Supervisor snoops into former employee’s personal Gmail account after she returns company-issued Blackberry — Lazette v. Kulmatycki, 2013 WL 2455937 (N.D. Ohio June 5, 2013)
The line between personal and business use of electronic devices is increasingly getting blurry, especially as more and more workers carry dual-use devices (devices designed for both work and personal use) like smartphones and tablets. Businesses can benefit from the increases in productivity and morale resulting from this trend, but they also face new privacy concerns. The recent case of Lazette v. Kulmatycki (N.D. Ohio June 5, 2013), highlights this risk.
Verizon issued a Blackberry smartphone to its employee, Sandi Lazette. Lazette set up a personal Gmail account on the phone with Verizon’s permission. Lazette returned the Blackberry to her supervisor when she stopped working for Verizon, understanding that the phone would be “recycled” for use by another Verizon employee. Lazette thought she had deleted her personal Gmail account before returning the phone, but she had not. Over the next eighteen months, Lazette’s supervisor read 48,000 emails in her Gmail account without her knowledge or authorization, and shared the contents of certain emails with others.
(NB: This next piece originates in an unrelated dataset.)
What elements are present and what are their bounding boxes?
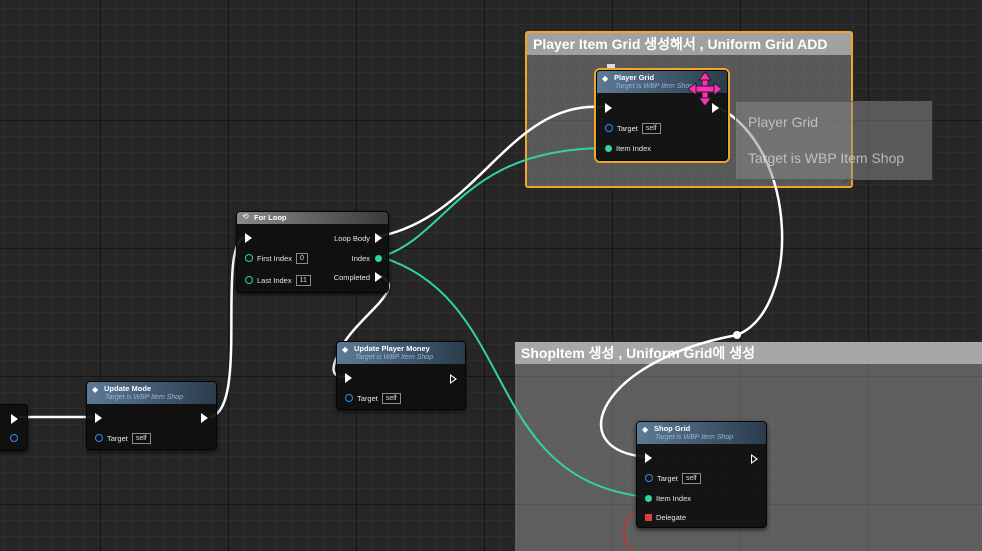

Lazette sued Verizon and her supervisor for claims including violation of the Stored Communications Act (SCA) and invasion of privacy. A federal court ruled that Lazette’s supervisor was potentially liable under the SCA for reading personal emails that Lazette had not previously opened, and that Verizon could be vicariously liable for the supervisor’s actions. The court also allowed Lazette’s privacy claim to move forward.
LegalTXTS Lesson: Lazette teaches important lessons about protecting the privacy of personal employee data on work devices, including dual-use devices.
1. Don’t read your employees’ personal messages—even if they are readily accessible. Management should treat an employee’s personal account as private, even if restrictions to accessing the count are minimal or non-existent. A person does not need to hack into an account or otherwise circumvent access restrictions to electronic communications to be liable under the SCA. Lazette’s Gmail account was accessible to her supervisor for no reason other than the fact that Lazette failed to delete her account from her Blackberry. Yet, the court ruled that Lazette’s negligence did not give her former employer implied consent to read her private emails. The simple act of opening an unread message in an employee’s personal email account was enough to create liability under the SCA.
2. Construe grants of access narrowly. If an employee allows a supervisor access to his or her personal email account for work purposes, that is not a grant of access to everything in the account. In Cheng v. Romo (D. Mass. Nov. 28, 2012), an employee of a medical imaging company gave his supervisor the password to his Yahoo! email account. Although the employee did not attach conditions to sharing the password, his unstated objective was to share radiologic images that were emailed directly to him. Years later, the supervisor logged into the account to read emails about the status of the company. In the lawsuit that followed, the court allowed the employee’s SCA and invasion of privacy claims to go to trial. Cheng teaches that management should err on the side of preserving privacy if given access to an employee’s private online account for a specific work purpose or no stated reason at all.
3. Thoroughly purge personal data from company-issued electronic devices before reusing them. Companies commonly reuse electronic devices (e.g., desktop and laptop computers, cell phones, PDAs, tablets) for work purposes after it has been returned or repaired. Employees can leave behind personal data on devices such as saved passwords, emails, web history, internet cookies, and the like. Set and enforce policies requiring the purging of all such data from electronic devices before the devices are issued to another employee.
4. Clarify employee expectations of privacy upfront if implementing mobile device management (MDM) tools. One measure for mitigating the risk of security breaches relating to dual-use mobile devices is the use of MDM tools controls such as the ability to “remotely wipe” a device should it get lost or compromised. MDM measures could raise privacy concerns if they result in alteration or destruction of personal data on a dual-use device. To mitigate such concerns, a company should devise policies clarifying upfront the expectations to privacy that employees should to have if they choose to use a dual-use device at work.